CLIFFIE'S NOTES ON THIS UNIQUE STORY:
>> Evan (Lou Pucci), like any dutiful son, has come to Italy to fulfill his parents' dream for him. Oh, and he's wanted by the police in California, so there's that. But what he finds is not FREEDOM; it's BELONGING (to a North American, those two ideas are essentially OPPOSITES). The love of his life is waiting for him there in a little seaside bar.
>> Louise (Nadia Hilker) approaches him quite BOLDLY, and Evan finds her irresistible. OF COURSE. But then she seems to change her mind. But then she changes her mind again, and now she wants him. And he wants her. And then she runs for it, for reasons he can't understand.
>> From here the story becomes quite familiar to any landfish gal watching. In a PAINFUL way. Louise is going through the stage of SELF-DOUBT many of us have to deal with: is this really what I'm supposed to be doing? Am I a shaved monkey or am I a many-tentacled water-breather? Dry or wet? Land or sea? WHICH IS IT GOING TO BE? It feels like a pretty monumental choice, you know? IT IS. OF COURSE IT IS.
>> But Louise explains it perfectly in two sentences: "I don't choose. My body chooses." And so it is for us all. WHEN DAGON CALLS, YOU GOTTA GO.
>> That would be fine if that were where she left it. But oh, no, she wants to FIGHT BACK and do what the protagonist of every American horror movie does: DEFEAT THE MENACE. She's trying to -- not irradiate the silicates or send the ghosts into the light -- but KEEP HERSELF HUMAN FOREVER. Towards that end she's become an evolutionary biologist and is giving herself some kind of shots. I really wonder what's in that syringe. JUST KEEP IT AWAY FROM ME! It works like gangbusters and within a few minutes of taking the stuff, she's a featherless biped again.
>> What's most familiar to me, is the way she needs to keep ducking out of the room, to take an urgently-needed shower, to eat something Evan mustn't see her eat, to sprout fins and gills in privacy. It's SO HARD to maintain that wall of secrecy until recruitment is complete and the human becomes enough of a fish to UNDERSTAND. And for MOST of us, the hard part is stepping back into human civilization, all buttoned up and pretending to be ONE OF THEM. For Louise, the hard part is STAYING HUMAN. Of COURSE it's hard. In fact, it's IMPOSSIBLE. But she doesn't get that!
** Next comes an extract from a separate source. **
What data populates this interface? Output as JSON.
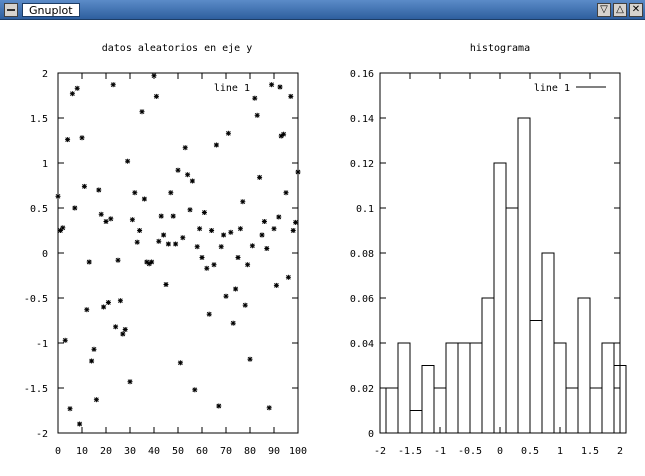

>> See, she states early on that she's realized she is reverting somehow to an earlier evolutionary stage, like the fur-encrusted, tailed, gilled stages a human embryo goes through on its way to becoming an air-breathing, squalling, semi-aquatic Naked Ape. DOES SHE REALLY BELIEVE THAT HUMANS EVOLVED FROM CEPHALOPODS? If that doesn't tell you right there that she's on the wrong track..!
>> The fact is, becoming a Squid or Cuttlefish isn't part of her evolutionary PAST. It's her FUTURE. And the sooner she gets a grip on that fact, the happier she'll be.
This funhouse-mirror, nightmare version of the Little Mermaid story is easily available on DVD for a few bucks. Bring a whole box of Kleenex, if you're still human enough to cry. This one will TEAR YOU APART.